She Plays Updike's Adultress, but Blythe Banner's Marriage Has Survived Even California
Indeed, Blythe's granitic nine-year marriage to Bruce Paltrow, 35, producer-director-writer of CBS' underrated basketball series, The White Shadow, has flourished despite two centrifugal careers. "We're harassed and crazed and have our ups and downs," says Blythe. "But my interest in life is not pushing for stardom. The family is the most important thing to me."
Yet stardom has come, too, because of a gift as luminous as her looks. "She has enormous intelligence, discipline and as much talent as any actress I've worked with," says Moriarty. Ken Howard, who's starred with Danner in TV's A dam's Rib and for Paltrow in White Shadow, considers her "the best actress in her age group anywhere." Blythe, generously, thanks her husband. "When we first got married, Bruce was doing diapers because I was working. We've always switched off, because we've recognized each other's needs. I didn't intend to work at all when my children were born," she continues. "Then I realized that if I didn't work I wouldn't be a good mother." So Bruce and grandparents pitched in with the kids—Gwyneth, now 6, and Jake, 3—while Blythe completed such films as Hearts of the West and TV movies like The Lou Gehrig Story. She hated the weekly pressure of Adam's Rib and says now: "We drank champagne when it was canceled."

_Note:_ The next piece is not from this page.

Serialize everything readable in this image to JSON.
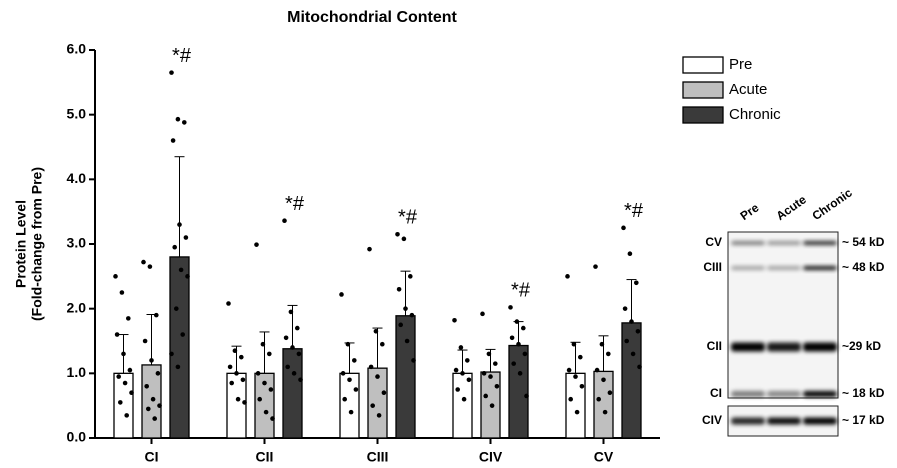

Blythe got her name from her father, who presciently thought it would look good in lights. He was a Philadelphia banker, while her mother stayed home on the Main Line despite a concert-quality singing voice. "I think my mother would have had a career if it had been another time," says Blythe, who herself wanted at first to be a nurse. During a year as a high school exchange student in Berlin, she recounts, "I used to put my hair in pigtails and go to East Berlin without my passport. I guess I always had a sense of drama."
Enrollment at artsy Bard College, north of New York City, heightened it. "When I first pulled up I had on my little white gloves, my hair in a bun, and everybody had hair down to their waist and was playing the guitar," she says. "I'm indebted to that place for saving me from a boring life." A drama major and soon a jazz group singer herself, she graduated in 1965 and got a job in upstate New York. "I made $60 a week playing Laura in The Glass Menagerie," Blythe remembers, "and I found I could earn a living acting." Indeed, after rep-company stints, in Providence and Boston where she met Robert Duvall and Dustin Hoffman, she moved to Manhattan in 1968. The following year, in her Broadway debut, she won a Tony for Butterflies Are Free.
She had already met Paltrow when he cast her in an off-Broadway production. "It was humor at first sight," Bruce remembers. "We had the same unemployment days." "My mother always said that Jewish boys make great husbands," Blythe says. "She was right." Now she takes the kids to Quaker meeting for a "very spiritual, silent worship. Then we come home and have a Seder at Passover."
Career realities forced a move to L.A. five years ago, but both still miss the East. The whole family spends summers at the Williamstown, Mass. theater festival, where she plays the classics. To make their spacious Santa Monica home more "Eastern," Bruce spent a year remodeling—adding 26 windows and four sets of French doors to the two-story, four-bedroom spread that includes maid's quarters, guest house and swimming pool. Most of their friends are transplanted Easterners like Ken Howard and Frank Langella, but Blythe and Bruce are now assimilating. She's for recycling, women's rights, solar energy and against smog and nuclear arms. Otherwise, Blythe's life these days seems as upbeat as her name. "I think I've found a good balance. The night I won my Tony, I remember thinking, 'This is so fickle. Nobody was applauding the night before. It's not real to me and I can't trust it,' " says Danner. Then she looks fondly at her husband and children and adds: "But I can trust all this a lot."